The authors next examined the anti-angiogenic properties of compound 6 in mice. Injection of the compound to mice with induced neovascularization blocked angiogenesis and inhibited signalling mediated by B-RAF and PDGFRβ. In an orthotopic pancreatic carcinoma model, tumour growth was suppressed in mice systemically treated with the compound — with treated tumours showing less vascularization. In addition, oral administration of compound 6 suppressed tumour growth in an orthotopic renal cell carcinoma model.
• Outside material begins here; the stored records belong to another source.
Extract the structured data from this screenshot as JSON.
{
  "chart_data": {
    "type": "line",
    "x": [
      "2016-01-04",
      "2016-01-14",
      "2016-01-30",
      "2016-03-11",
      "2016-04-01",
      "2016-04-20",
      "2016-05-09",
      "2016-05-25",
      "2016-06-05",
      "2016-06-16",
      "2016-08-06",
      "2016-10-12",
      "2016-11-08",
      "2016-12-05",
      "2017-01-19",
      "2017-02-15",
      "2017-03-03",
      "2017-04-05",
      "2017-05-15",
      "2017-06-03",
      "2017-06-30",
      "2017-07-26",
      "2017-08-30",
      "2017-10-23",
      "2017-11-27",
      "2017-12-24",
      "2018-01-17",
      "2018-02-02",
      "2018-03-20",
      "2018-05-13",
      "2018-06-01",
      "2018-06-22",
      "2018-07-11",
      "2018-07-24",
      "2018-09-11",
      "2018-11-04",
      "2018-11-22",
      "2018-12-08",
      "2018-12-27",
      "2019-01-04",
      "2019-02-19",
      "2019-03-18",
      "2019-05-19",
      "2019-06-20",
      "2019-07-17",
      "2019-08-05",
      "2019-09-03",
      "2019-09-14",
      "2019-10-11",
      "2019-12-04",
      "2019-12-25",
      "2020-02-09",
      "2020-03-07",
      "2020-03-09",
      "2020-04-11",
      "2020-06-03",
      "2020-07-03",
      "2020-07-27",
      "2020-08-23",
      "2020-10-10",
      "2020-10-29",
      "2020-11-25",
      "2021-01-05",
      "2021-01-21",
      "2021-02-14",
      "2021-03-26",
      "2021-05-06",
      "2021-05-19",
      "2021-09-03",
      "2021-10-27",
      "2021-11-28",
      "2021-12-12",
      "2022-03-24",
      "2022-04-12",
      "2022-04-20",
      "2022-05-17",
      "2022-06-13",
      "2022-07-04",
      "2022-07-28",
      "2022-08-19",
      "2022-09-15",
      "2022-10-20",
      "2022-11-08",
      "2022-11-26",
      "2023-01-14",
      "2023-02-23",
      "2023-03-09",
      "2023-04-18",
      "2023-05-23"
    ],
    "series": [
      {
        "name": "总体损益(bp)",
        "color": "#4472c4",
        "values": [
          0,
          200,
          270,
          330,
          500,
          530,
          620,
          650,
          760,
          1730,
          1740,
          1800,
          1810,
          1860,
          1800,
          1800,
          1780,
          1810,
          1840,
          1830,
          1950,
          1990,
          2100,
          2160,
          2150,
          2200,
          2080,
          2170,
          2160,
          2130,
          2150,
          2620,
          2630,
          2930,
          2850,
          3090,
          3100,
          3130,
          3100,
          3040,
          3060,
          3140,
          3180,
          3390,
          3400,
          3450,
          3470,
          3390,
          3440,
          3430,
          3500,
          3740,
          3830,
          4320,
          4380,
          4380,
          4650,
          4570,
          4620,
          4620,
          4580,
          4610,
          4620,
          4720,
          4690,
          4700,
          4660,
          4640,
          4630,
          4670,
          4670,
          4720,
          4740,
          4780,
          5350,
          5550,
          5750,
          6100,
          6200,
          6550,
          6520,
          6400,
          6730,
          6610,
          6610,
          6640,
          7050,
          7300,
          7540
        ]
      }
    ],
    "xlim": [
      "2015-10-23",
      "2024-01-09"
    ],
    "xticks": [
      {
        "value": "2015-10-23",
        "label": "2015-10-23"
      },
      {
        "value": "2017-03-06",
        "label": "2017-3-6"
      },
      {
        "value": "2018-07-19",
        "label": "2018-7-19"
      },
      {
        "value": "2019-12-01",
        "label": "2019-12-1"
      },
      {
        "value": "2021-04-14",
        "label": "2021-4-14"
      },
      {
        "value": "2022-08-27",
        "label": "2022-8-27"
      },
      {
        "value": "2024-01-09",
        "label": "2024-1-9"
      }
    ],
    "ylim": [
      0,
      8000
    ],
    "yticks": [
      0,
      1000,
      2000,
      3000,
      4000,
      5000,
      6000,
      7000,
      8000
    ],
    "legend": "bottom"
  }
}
A unique feature of compound 6 is that it is the first strictly allosteric inhibitor of B-RAF that avoids the ATP-binding pocket of the kinase. Indeed, three recent papers (see page 271) have highlighted that B-RAF inhibitors that target the ATP-binding pocket cause B-RAF dimerization and increased activation of MEK and ERK, which leads to tumour cell proliferation. So, allosteric inhibitors — such as compound 6, which disrupts B-RAF dimerization — could offer the anticancer benefits seen with other B-RAF inhibitors while avoiding the problems associated with ATP mimetics of this target.